Wallfahrten sind aus allen großen Weltreligionen bekannt. Im Judentum sollten alle Männer dreimal im Jahr zum Tempel in Jerusalem pilgern, im Islam soll jeder gläubige und Muslim einmal in seinem Leben die Hadsch nach Mekka unternehmen, wenn er sich diese leisten kann.
Im Christentum haben sich im Mittelalter vor allem drei große Pilgerziele entwickelt: Jerusalem, Rom und Santiago de Compostela. Diese drei Pilgerziele zusammen mit zahllosen kleineren Wallfahrtsorten sorgten dafür, dass sich ein dichtes Netz von Pilgerstrecken in ganz Europa entwickelte. Das heute bekannteste Netz von Pilgerwegen führt aus allen europäischen Ländern zur nordwestspanischen Stadt Santiago de Compostela, zur Kathedrale, in welcher nach christlicher Überzeugung der Apostel Jakobus begraben liegen soll.
Bild von Andre_Grunden auf Pixabay
Der Jakobsweg
Die Grabstätte des heiligen Jakobus gibt dem Wegenetz des Jakobswegs seinen Namen. Zum ersten Mal wurde der Name in einer Urkunde des Krankhaus von Asconada 1047 erwähnt.
Aus ganz Europa führen „Jakobswege“ nach Nordspanien. Damit es nicht zu Verwirrungen kommt hat eine Expertenkommission des Europarats vorgeschlagen, nur einen Teil des Weges in Nordspanien als Jakobsweg zu bezeichnen und die übrigen Teile des Wegenetz‘ als „Wege der Jakobspilger“ zu nennen.
Heute sind auf den tausenden Kilometer immer mehr Menschen unterwegs. In der Moderne gerieten die Wege fast in Vergessenheit – in den 70er Jahren ließen sich im Schnitt nur wenig mehr als 100 Pilger registrieren. Im Jahr 2019 waren es wieder 347.000!

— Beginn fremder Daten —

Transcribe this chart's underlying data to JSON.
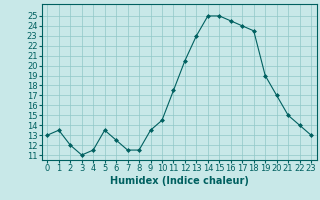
{
  "x": [
    0,
    1,
    2,
    3,
    4,
    5,
    6,
    7,
    8,
    9,
    10,
    11,
    12,
    13,
    14,
    15,
    16,
    17,
    18,
    19,
    20,
    21,
    22,
    23
  ],
  "y": [
    13,
    13.5,
    12,
    11,
    11.5,
    13.5,
    12.5,
    11.5,
    11.5,
    13.5,
    14.5,
    17.5,
    20.5,
    23,
    25,
    25,
    24.5,
    24,
    23.5,
    19,
    17,
    15,
    14,
    13
  ],
  "line_color": "#006060",
  "marker_color": "#006060",
  "bg_color": "#c8e8e8",
  "grid_color": "#90c8c8",
  "xlabel": "Humidex (Indice chaleur)",
  "xlabel_fontsize": 7,
  "xtick_labels": [
    "0",
    "1",
    "2",
    "3",
    "4",
    "5",
    "6",
    "7",
    "8",
    "9",
    "10",
    "11",
    "12",
    "13",
    "14",
    "15",
    "16",
    "17",
    "18",
    "19",
    "20",
    "21",
    "22",
    "23"
  ],
  "ytick_min": 11,
  "ytick_max": 25,
  "ylim": [
    10.5,
    26.2
  ],
  "xlim": [
    -0.5,
    23.5
  ],
  "tick_fontsize": 6
}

Sie alle begeben sich auf die Spuren Millionen christlicher Pilger, die das Grab des Jakobus besuchen wollten. Im Mittelalter erlebte der Jakobsweg seinen Höhepunkt. Die ersten deutschen Pilger erreichten den spanischen Wallfahrtsort um 930, anschließend entwickelte sich der Ort als das Pilgerziel der katholischen Christenheit.
Das Jakobusgrab als Anziehungspunkt europäischer Christen
In Spanien galt der heilige Jakobus als Schutzheiliger der Christen in islamischen Al-Andalus und eine Wallfahrt zu seinem Grab verhieß die Einfahrt ins Paradies nach dem jüngsten Gericht für den Pilger.
Im heutigen Frankreich und Deutschland sorgten die Eroberungen Karls des Großen für die Bekanntheit des Grabs als Pilgerziel. Auf seinem Spanienfeldzug habe der Kaiser eine Vision des Jakobus im Traum gehabt, der ihm befohlen hätte den Ort seines Grabmals für die Christenheit zu erobern.
Bild von guillermo gavilla auf Pixabay
Die große Anzahl von Pilgern in Europa sorgte dafür, dass ein Netz von Pilgerherbergen ausbildete. Diese einfachen Unterkünfte boten den Reisenden auf Wallfahrt ein einfaches Bett und wurden durch Spenden und Stiftungen finanziert. Die Pilger durften nur für eine Nacht in der Herberge bleiben.
Der Jakobsweg heute
Sowohl das Wegenetz wie die Idee der Pilgerherbergen wurden in Europa seit den 80er Jahren wieder gepflegt und seitdem zeigt sich ein steigendes Interesse. Viele Menschen wandern nicht von ihrer Heimat aus nach Santiago, sondern gehen nur die letzten 100 Kilometer in Spanien oder wandern auf anderen Teilstücken der Wege der Jakobspilger.
Noch immer sind viele Wanderer aus religiösen Gründen auf den Jakobswegen unterwegs. Wer auf dem Weg nach Santiago sein Seelenheil erreichen möchte, kann der kann seinen Weg auf den letzten 100 Kilometern von einem Reisebüro organisieren lassen. Diese Option ist vor allem für ältere Pilger interessant, die die beschwerliche Reise nicht mehr ohne Unterstützung bewältigen können.
Auch das Wandern auf dem Jakobsweg in Deutschland erfüllt den Wunsch nach religiöser Erfüllung eines Pilgers. Es muss nicht der Weg bis Spanien sein, um Buße zu tun. Schließlich ist nach christlicher Lehre nicht der Wallfahrtsort entscheidend für die Pilgerreise – sondern die Mühe der Wallfahrt selbst.